PySpark exposes the Spark programming model to Python. Spark is a fast, general engine for large-scale data processing. We can use Python under Jupyter. So, we can use Spark in Jupyter.
Installing Spark requires the following components to be installed on your machine:
- Java JDK.
- Scala from http://www.scala-lang.org/download/.
- Python recommend downloading Anaconda with Python (from http://continuum.io).
- Spark from https://spark.apache.org/downloads.html.
- winutils: This is a command-line utility that exposes Linux commands to Windows. There are 32-bit and 64-bit versions available at:
- 32-bit winutils.exe at https://code.google.com/p/rrd-hadoop-win32/source/checkout
- 64-bit winutils.exe at https://github.com/steveloughran/winutils/tree/master/hadoop-2.6.0/bin
Then set environment variables that show the position of the preceding components:
- JAVA_HOME: The bin directory where you installed JDK
- PYTHONPATH: Directory where Python was installed
- HADOOP_HOME: Directory where winutils resides
- SPARK_HOME: Where Spark is installed
These components are readily available over the internet for a variety of operating systems.
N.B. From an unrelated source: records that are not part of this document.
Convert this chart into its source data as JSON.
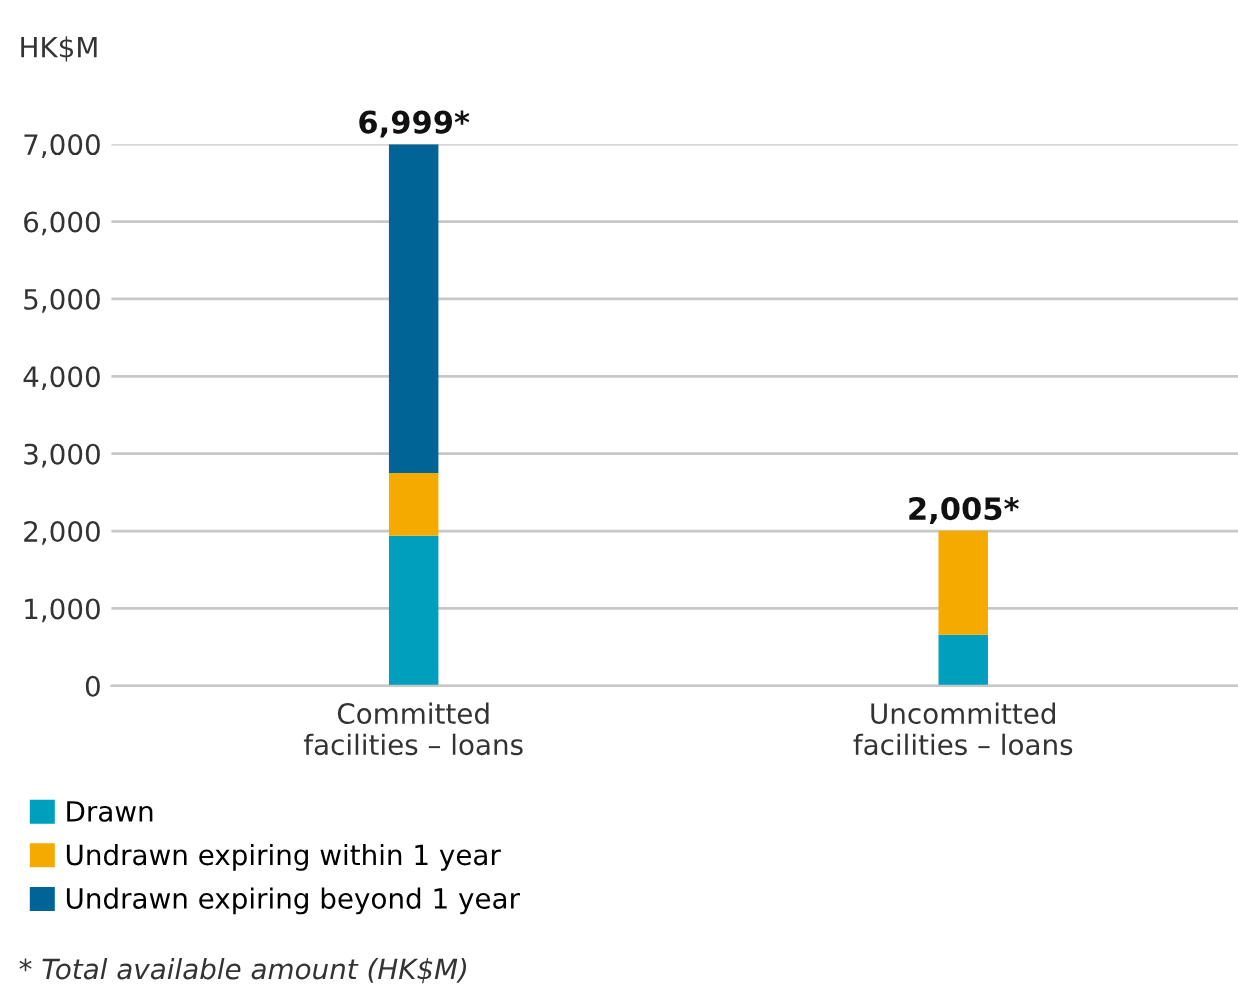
{
  "chart_data": {
    "type": "bar",
    "stacked": true,
    "ylabel": "HK$M",
    "categories": [
      "Committed\nfacilities – loans",
      "Uncommitted\nfacilities – loans"
    ],
    "series": [
      {
        "name": "Drawn",
        "color": "#009fbd",
        "values": [
          1940,
          660
        ]
      },
      {
        "name": "Undrawn expiring within 1 year",
        "color": "#f5aa00",
        "values": [
          810,
          1345
        ]
      },
      {
        "name": "Undrawn expiring beyond 1 year",
        "color": "#006496",
        "values": [
          4249,
          null
        ]
      }
    ],
    "totals": [
      "6,999*",
      "2,005*"
    ],
    "ylim": [
      0,
      7000
    ],
    "yticks": [
      {
        "value": 0,
        "label": "0"
      },
      {
        "value": 1000,
        "label": "1,000"
      },
      {
        "value": 2000,
        "label": "2,000"
      },
      {
        "value": 3000,
        "label": "3,000"
      },
      {
        "value": 4000,
        "label": "4,000"
      },
      {
        "value": 5000,
        "label": "5,000"
      },
      {
        "value": 6000,
        "label": "6,000"
      },
      {
        "value": 7000,
        "label": "7,000"
      }
    ],
    "grid": "y",
    "legend": "bottom left",
    "annotations": [
      "* Total available amount (HK$M)"
    ]
  }
}
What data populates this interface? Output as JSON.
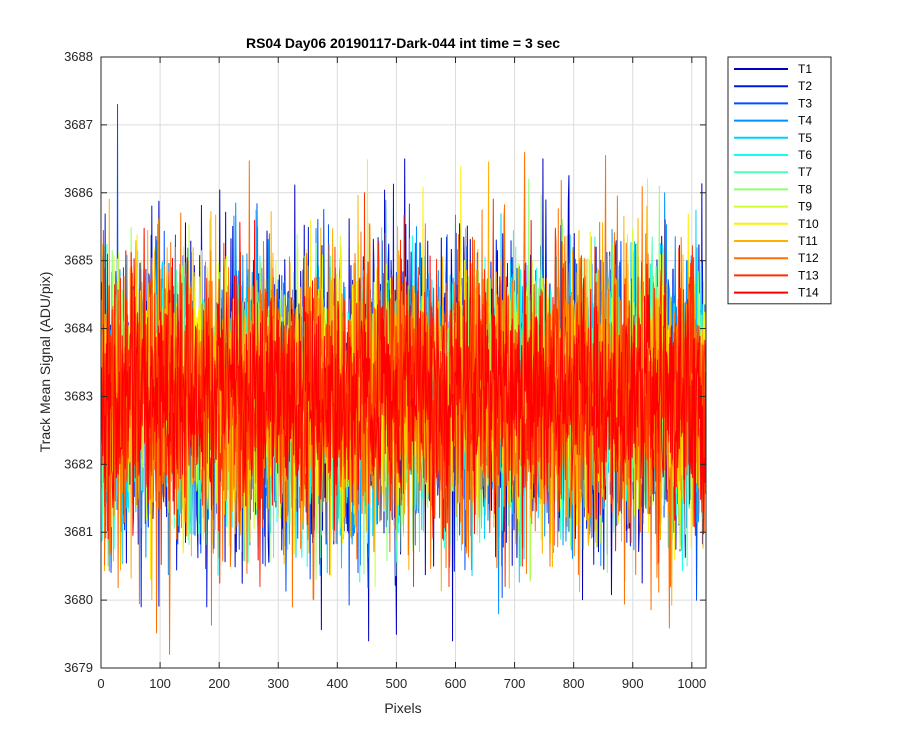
{
  "chart_data": {
    "type": "line",
    "title": "RS04 Day06 20190117-Dark-044 int time = 3 sec",
    "xlabel": "Pixels",
    "ylabel": "Track Mean Signal (ADU/pix)",
    "xlim": [
      0,
      1024
    ],
    "ylim": [
      3679,
      3688
    ],
    "x_ticks": [
      0,
      100,
      200,
      300,
      400,
      500,
      600,
      700,
      800,
      900,
      1000
    ],
    "y_ticks": [
      3679,
      3680,
      3681,
      3682,
      3683,
      3684,
      3685,
      3686,
      3687,
      3688
    ],
    "grid": true,
    "legend_position": "outside-top-right",
    "x_range_samples": [
      1,
      1024
    ],
    "series": [
      {
        "name": "T1",
        "color": "#0000bf",
        "mean": 3683.0,
        "min": 3679.4,
        "max": 3686.5
      },
      {
        "name": "T2",
        "color": "#0018e0",
        "mean": 3683.0,
        "min": 3679.9,
        "max": 3686.3
      },
      {
        "name": "T3",
        "color": "#0050ff",
        "mean": 3683.0,
        "min": 3679.9,
        "max": 3687.3
      },
      {
        "name": "T4",
        "color": "#0090ff",
        "mean": 3683.0,
        "min": 3679.8,
        "max": 3686.0
      },
      {
        "name": "T5",
        "color": "#00d0ff",
        "mean": 3683.0,
        "min": 3679.8,
        "max": 3686.0
      },
      {
        "name": "T6",
        "color": "#10ffef",
        "mean": 3683.0,
        "min": 3680.2,
        "max": 3686.4
      },
      {
        "name": "T7",
        "color": "#50ffaf",
        "mean": 3683.0,
        "min": 3680.5,
        "max": 3686.8
      },
      {
        "name": "T8",
        "color": "#90ff6f",
        "mean": 3683.0,
        "min": 3680.3,
        "max": 3686.6
      },
      {
        "name": "T9",
        "color": "#cfff30",
        "mean": 3683.0,
        "min": 3680.2,
        "max": 3686.6
      },
      {
        "name": "T10",
        "color": "#ffef00",
        "mean": 3683.0,
        "min": 3680.2,
        "max": 3686.6
      },
      {
        "name": "T11",
        "color": "#ffb000",
        "mean": 3683.0,
        "min": 3679.9,
        "max": 3686.5
      },
      {
        "name": "T12",
        "color": "#ff7000",
        "mean": 3683.0,
        "min": 3679.2,
        "max": 3686.6
      },
      {
        "name": "T13",
        "color": "#ff3000",
        "mean": 3683.0,
        "min": 3680.2,
        "max": 3686.0
      },
      {
        "name": "T14",
        "color": "#ff0000",
        "mean": 3683.0,
        "min": 3680.5,
        "max": 3685.6
      }
    ]
  }
}
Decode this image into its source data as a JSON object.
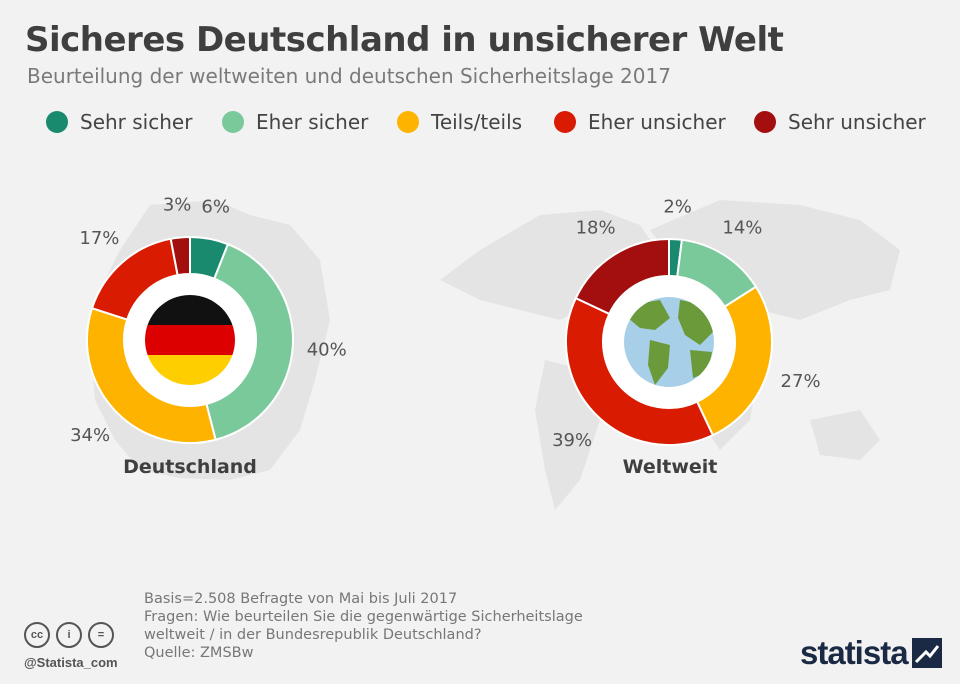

I have successfully installed these previous components in a Windows environment and a Mac environment.
Once you have these installed you should be able to run the command, pyspark, from a command line window and a Jupyter Notebook with Python (with access to Spark) can be used. In my installation I used the command:
pyspark
As I had installed Spark in the root with the spark directory. Yes, pyspark is a built-in tool for use by Spark.